The Objective: Your goal is to move all 104 cards into eight "Foundation" piles at the top of the board, building them up by the exact same suit from Ace to King (e.g., a complete sequence of 13 Hearts, 13 Clubs, etc.).
The Setup (The Tableau):
Shuffle two standard 52-card decks together (104 cards total).
Deal the cards into eight columns across your board.
Every single column receives exactly 4 cards, dealt completely face up and overlapping so you can easily see every card's value.
This places 32 cards on the board. The remaining massive stack of 72 cards forms your face-down Stockpile at the bottom of the board. Leave room next to it for a single Waste pile.
Above the tableau, reserve space for your 8 Foundation piles.
How to Play:
Building the Columns: You build down the tableau columns in descending order, regardless of suit. This is the game's greatest superpower. You can place a 7 of Hearts onto an 8 of Hearts, Diamonds, Clubs, or Spades!
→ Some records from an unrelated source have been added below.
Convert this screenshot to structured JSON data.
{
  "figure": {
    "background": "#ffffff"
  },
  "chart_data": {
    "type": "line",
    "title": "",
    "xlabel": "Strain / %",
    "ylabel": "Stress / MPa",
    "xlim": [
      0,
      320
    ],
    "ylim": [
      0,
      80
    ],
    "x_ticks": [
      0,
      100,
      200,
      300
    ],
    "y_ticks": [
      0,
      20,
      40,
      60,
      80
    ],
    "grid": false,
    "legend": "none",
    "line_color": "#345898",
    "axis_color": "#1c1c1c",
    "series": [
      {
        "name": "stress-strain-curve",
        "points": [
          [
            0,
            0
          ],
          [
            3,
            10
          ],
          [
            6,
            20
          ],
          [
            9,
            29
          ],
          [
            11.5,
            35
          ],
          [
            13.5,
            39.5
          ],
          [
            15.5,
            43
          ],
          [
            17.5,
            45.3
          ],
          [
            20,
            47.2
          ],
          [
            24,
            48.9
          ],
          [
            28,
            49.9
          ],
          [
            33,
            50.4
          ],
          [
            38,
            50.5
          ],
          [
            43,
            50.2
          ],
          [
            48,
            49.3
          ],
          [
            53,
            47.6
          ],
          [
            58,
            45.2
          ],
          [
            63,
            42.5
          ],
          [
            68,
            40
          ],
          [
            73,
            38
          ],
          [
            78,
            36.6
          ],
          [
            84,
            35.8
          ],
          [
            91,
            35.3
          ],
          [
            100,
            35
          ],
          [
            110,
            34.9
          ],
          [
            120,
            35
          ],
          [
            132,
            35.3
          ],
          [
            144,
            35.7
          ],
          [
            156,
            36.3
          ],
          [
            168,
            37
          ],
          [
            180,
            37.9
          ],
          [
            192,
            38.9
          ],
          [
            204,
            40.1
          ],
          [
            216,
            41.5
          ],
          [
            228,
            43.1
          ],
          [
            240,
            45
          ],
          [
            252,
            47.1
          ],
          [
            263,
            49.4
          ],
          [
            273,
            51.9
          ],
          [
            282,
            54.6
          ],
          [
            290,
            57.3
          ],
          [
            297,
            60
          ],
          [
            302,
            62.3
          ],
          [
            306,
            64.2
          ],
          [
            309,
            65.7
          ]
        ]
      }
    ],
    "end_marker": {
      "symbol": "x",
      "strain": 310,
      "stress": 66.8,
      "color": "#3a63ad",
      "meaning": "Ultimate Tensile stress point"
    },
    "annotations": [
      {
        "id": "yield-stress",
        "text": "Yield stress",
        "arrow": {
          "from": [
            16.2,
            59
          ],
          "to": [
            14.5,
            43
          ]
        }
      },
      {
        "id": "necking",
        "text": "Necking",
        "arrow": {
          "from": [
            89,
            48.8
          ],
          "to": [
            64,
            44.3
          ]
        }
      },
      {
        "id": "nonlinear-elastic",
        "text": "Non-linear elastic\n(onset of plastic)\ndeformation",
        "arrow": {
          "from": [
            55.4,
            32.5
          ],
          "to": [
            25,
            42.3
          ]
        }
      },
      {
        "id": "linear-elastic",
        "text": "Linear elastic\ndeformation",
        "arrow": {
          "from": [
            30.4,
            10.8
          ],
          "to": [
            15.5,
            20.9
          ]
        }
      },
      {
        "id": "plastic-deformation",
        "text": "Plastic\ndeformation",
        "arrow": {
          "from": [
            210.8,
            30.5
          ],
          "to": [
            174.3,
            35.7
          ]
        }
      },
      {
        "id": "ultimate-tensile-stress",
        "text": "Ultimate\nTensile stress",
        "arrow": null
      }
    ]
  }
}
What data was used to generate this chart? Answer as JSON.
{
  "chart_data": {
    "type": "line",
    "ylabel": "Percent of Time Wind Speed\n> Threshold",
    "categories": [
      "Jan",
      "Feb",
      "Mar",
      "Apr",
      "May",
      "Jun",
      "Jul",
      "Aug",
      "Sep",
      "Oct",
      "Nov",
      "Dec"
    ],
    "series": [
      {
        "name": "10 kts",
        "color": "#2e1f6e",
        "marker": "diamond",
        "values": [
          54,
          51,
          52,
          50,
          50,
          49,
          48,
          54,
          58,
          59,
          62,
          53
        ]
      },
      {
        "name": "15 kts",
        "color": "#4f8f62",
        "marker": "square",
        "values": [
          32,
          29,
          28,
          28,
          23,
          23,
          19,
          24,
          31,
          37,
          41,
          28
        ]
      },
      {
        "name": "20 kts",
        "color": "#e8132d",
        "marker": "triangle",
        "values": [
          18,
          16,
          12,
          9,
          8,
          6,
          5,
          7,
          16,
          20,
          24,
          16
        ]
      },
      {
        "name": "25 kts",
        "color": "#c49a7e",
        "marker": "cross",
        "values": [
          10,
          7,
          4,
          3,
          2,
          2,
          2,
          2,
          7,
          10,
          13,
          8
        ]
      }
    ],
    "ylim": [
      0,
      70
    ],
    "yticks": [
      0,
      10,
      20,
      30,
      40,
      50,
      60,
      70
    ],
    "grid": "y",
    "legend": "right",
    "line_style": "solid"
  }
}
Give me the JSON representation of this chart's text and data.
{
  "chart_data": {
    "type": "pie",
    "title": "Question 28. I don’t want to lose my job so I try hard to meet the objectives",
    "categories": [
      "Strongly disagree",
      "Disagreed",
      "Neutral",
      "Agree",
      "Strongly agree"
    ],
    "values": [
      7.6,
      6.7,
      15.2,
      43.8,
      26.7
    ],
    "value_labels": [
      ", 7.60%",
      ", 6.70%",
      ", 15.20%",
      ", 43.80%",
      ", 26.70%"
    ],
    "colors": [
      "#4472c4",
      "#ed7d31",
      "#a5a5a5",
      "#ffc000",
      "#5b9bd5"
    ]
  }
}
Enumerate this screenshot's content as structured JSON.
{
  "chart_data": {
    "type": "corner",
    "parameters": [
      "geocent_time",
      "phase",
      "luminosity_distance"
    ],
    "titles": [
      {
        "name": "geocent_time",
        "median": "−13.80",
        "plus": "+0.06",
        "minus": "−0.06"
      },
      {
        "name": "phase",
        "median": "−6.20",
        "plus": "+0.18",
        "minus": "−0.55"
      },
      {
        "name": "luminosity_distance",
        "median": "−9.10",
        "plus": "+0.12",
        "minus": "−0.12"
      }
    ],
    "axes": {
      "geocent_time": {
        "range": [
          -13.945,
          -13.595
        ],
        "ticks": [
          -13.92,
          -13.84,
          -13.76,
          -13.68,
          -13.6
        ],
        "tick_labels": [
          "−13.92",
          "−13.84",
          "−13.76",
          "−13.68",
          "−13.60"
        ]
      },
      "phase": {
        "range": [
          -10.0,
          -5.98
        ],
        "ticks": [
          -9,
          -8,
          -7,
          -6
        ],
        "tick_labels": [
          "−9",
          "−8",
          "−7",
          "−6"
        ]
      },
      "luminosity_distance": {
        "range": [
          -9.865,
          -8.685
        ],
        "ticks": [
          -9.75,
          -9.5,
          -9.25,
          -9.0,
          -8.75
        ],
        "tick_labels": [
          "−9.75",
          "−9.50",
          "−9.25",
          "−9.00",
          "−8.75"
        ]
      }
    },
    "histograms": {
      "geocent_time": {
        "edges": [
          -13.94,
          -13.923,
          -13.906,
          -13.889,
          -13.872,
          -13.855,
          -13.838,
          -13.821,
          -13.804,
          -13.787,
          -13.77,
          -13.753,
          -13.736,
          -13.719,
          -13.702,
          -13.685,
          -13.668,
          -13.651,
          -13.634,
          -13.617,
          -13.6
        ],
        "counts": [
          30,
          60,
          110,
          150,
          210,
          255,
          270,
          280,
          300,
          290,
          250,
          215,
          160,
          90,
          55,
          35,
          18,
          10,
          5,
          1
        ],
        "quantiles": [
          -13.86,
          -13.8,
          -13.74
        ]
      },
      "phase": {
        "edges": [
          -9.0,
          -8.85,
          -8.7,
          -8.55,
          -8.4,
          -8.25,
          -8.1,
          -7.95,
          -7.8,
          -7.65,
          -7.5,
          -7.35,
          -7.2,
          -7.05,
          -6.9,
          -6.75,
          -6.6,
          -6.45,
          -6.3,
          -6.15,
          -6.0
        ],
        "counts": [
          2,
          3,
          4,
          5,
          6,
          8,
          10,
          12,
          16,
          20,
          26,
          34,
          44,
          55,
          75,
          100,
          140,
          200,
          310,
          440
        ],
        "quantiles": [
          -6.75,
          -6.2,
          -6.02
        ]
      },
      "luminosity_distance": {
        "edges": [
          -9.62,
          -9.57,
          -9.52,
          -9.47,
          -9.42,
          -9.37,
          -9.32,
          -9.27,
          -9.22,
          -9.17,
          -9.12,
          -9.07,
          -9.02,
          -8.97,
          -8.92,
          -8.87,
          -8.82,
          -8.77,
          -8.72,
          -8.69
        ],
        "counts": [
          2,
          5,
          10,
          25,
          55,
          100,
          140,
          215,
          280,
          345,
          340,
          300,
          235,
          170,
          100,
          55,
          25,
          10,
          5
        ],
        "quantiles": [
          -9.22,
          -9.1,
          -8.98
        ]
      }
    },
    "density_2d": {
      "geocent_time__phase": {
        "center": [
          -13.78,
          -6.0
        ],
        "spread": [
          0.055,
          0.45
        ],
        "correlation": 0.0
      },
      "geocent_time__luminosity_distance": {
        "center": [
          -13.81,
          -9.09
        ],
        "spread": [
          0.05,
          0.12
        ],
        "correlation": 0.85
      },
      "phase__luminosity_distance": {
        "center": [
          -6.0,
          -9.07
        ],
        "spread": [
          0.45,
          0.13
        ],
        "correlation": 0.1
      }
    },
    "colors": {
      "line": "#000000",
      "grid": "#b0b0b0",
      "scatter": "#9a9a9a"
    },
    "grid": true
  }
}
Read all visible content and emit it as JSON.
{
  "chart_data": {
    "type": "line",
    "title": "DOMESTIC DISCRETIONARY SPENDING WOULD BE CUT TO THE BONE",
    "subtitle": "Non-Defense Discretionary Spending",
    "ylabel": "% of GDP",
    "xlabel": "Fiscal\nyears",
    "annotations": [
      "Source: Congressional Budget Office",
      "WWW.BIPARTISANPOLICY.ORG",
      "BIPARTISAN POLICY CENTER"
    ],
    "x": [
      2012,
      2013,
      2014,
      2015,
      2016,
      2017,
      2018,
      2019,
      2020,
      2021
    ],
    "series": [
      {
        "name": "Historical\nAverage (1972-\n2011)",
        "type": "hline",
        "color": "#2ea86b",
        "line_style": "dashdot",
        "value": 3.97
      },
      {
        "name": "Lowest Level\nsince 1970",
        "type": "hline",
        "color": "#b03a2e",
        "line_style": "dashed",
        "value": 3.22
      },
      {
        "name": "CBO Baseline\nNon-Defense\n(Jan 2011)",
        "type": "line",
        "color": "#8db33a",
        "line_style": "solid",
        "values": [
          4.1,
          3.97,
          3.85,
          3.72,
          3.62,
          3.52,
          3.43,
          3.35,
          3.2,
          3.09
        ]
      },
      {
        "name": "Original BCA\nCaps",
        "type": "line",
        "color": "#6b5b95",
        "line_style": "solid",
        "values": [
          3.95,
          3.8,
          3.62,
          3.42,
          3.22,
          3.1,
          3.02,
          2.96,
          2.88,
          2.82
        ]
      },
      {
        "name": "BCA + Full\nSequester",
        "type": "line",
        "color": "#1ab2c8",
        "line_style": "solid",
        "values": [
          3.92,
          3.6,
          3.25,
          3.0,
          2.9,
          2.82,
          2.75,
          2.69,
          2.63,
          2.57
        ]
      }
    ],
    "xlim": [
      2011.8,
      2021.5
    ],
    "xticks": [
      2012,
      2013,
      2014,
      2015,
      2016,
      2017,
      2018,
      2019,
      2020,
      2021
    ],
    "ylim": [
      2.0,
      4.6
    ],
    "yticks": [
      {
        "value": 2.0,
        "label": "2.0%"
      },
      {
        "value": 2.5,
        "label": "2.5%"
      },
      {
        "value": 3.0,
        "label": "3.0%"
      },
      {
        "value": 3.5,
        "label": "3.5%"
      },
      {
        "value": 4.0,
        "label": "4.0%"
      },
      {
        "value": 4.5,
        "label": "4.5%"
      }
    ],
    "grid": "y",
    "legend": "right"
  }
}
The "One Card" Rule: Just like Forty Thieves, this is where the game fights back. You can only move one single card at a time. You cannot pick up a correctly stacked sequence and drag it to a new column. If you have an 8, 7, and 6 stacked perfectly, and want to move them, you must move the 6 to a different valid spot, then the 7, and then the 8.
Empty Columns: If you manage to completely clear one of your eight columns, you can move any single available card into that empty space. Because you are restricted to moving one card at a time, these empty spaces act as vital temporary storage when you need to rearrange your piles. Guard them with your life!
The Draw: When you are completely out of moves on the board, draw one card from your Stockpile and place it face up on the Waste pile. You can play the top, exposed card of the Waste pile onto the tableau or directly to the foundations.
No Redeals: In the strict, classic rules of Diplomat, you only get one pass through the Stockpile. Once the Stockpile is empty, you cannot flip the Waste pile over to draw again.